In “Xenocrony” by Christopher East, Eddie receives a call from a girl he knew in high school. After ten years, Mia calls him because she heard him playing the bass on the radio. But Eddie has stopped playing the bass, still, Mia claims it was him she heard. Eddie has a boring job, a failed marriage, and barely remembers Mia. Nevertheless, he decides to visit her.

While growing up restricts the various possibilities of different careers, is it really necessary to give up on one’s passions? “Xenocrony” is about changes, lost chances, and the possibility of reviving them. While pleasant, the story remains vague. The characters of Eddie and Mia are more sketches than full-blown characters, and the story leaves a sweet impression rather than the feeling of an elaborated whole.

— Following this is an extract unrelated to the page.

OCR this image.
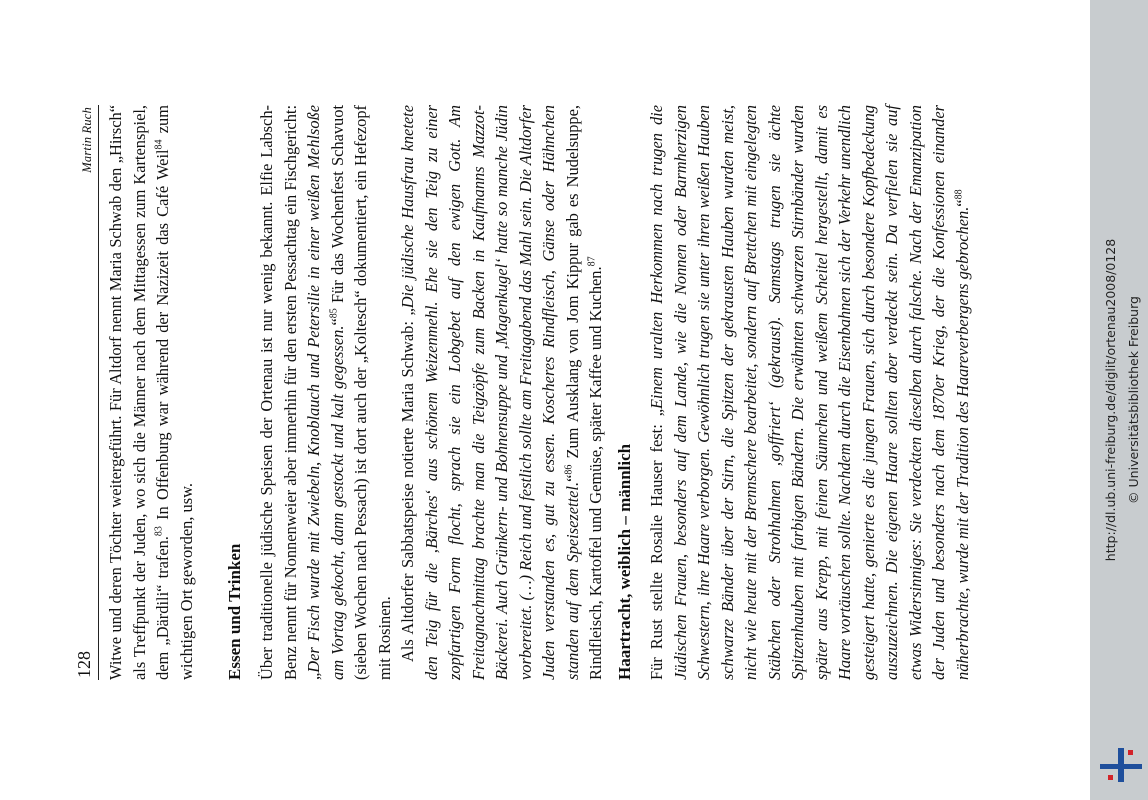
128
Martin Ruch Witwe und deren Töchter weitergeführt. Für Altdorf nennt Maria Schwab den „Hirsch“ als Treffpunkt der Juden, wo sich die Männer nach dem Mittagessen zum Kartenspiel, dem „Därdili“ trafen.$^{83}$ In Offenburg war während der Nazizeit das Café Weil$^{84}$ zum wichtigen Ort geworden, usw. Essen und Trinken Über traditionelle jüdische Speisen der Ortenau ist nur wenig bekannt. Elfie Labsch-Benz nennt für Nonnenweier aber immerhin für den ersten Pessachtag ein Fischgericht: „Der Fisch wurde mit Zwiebeln, Knoblauch und Petersilie in einer weißen Mehlsoße am Vortag gekocht, dann gestockt und kalt gegessen.“$^{85}$ Für das Wochenfest Schavuot (sieben Wochen nach Pessach) ist dort auch der „Koltesch“ dokumentiert, ein Hefezopf mit Rosinen. Als Altdorfer Sabbatspeise notierte Maria Schwab: „Die jüdische Hausfrau knetete den Teig für die ‚Bärches‘ aus schönem Weizenmehl. Ehe sie den Teig zu einer zopfartigen Form flocht, sprach sie ein Lobgebet auf den ewigen Gott. Am Freitagnachmittag brachte man die Teigzöpfe zum Backen in Kaufmanns Mazzot-Bäckerei. Auch Grünkern- und Bohnensuppe und ‚Magenkugel‘ hatte so manche Jüdin vorbereitet. (…) Reich und festlich sollte am Freitagabend das Mahl sein. Die Altdorfer Juden verstanden es, gut zu essen. Koscheres Rindfleisch, Gänse oder Hähnchen standen auf dem Speisezettel.“$^{86}$ Zum Ausklang von Jom Kippur gab es Nudelsuppe, Rindfleisch, Kartoffel und Gemüse, später Kaffee und Kuchen.$^{87}$

Haartracht, weiblich – männlich Für Rust stellte Rosalie Hauser fest: „Einem uralten Herkommen nach trugen die Jüdischen Frauen, besonders auf dem Lande, wie die Nonnen oder Barmherzigen Schwestern, ihre Haare verborgen. Gewöhnlich trugen sie unter ihren weißen Hauben schwarze Bänder über der Stirn, die Spitzen der gekrausten Hauben wurden meist, nicht wie heute mit der Brennschere bearbeitet, sondern auf Brettchen mit eingelegten Stäbchen oder Strohhalmen ‚goffriert‘ (gekraust). Samstags trugen sie ächte Spitzenhauben mit farbigen Bändern. Die erwähnten schwarzen Stirnbänder wurden später aus Krepp, mit feinen Säumchen und weißem Scheitel hergestellt, damit es Haare vortäuschen sollte. Nachdem durch die Eisenbahnen sich der Verkehr unendlich gesteigert hatte, genierte es die jungen Frauen, sich durch besondere Kopfbedeckung auszuzeichnen. Die eigenen Haare sollten aber verdeckt sein. Da verfielen sie auf etwas Widersinniges: Sie verdeckten dieselben durch falsche. Nach der Emanzipation der Juden und besonders nach dem 1870er Krieg, der die Konfessionen einander näherbrachte, wurde mit der Tradition des Haareverbergens gebrochen.“$^{88}$

http://dl.ub.uni-freiburg.de/diglit/ortenau2008/0128 © Universitätsbibliothek Freiburg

In “When the Rain Comes” by Josh Rountree, Angeline is the Ice Queen in Bill’s Wild West Show. The Freak Show has a fine display of interesting characters, but Angeline is the main attraction. Her power is real: she can freeze water into shapes and eat burning pieces of wood. However, her power also isolates her from others, and especially from Jim, who, after having once tried to kiss Angeline, had his mouth frozen for hours. Is Angeline’s power worth the trouble it causes?

“When the Rain Comes” is an enjoyable piece of magic realism enriched by its setting. The story focuses on individuality, as opposed to acceptance by others. The Freak Show and its characters are a charming addition, although most of them are only fleeting presences. To be fair, characterization is not the main point of this piece, but once the Queen of Beards, the Alligator Man, the Wolfman, and an interesting old little girl make their appearances, one does want to hear about them too.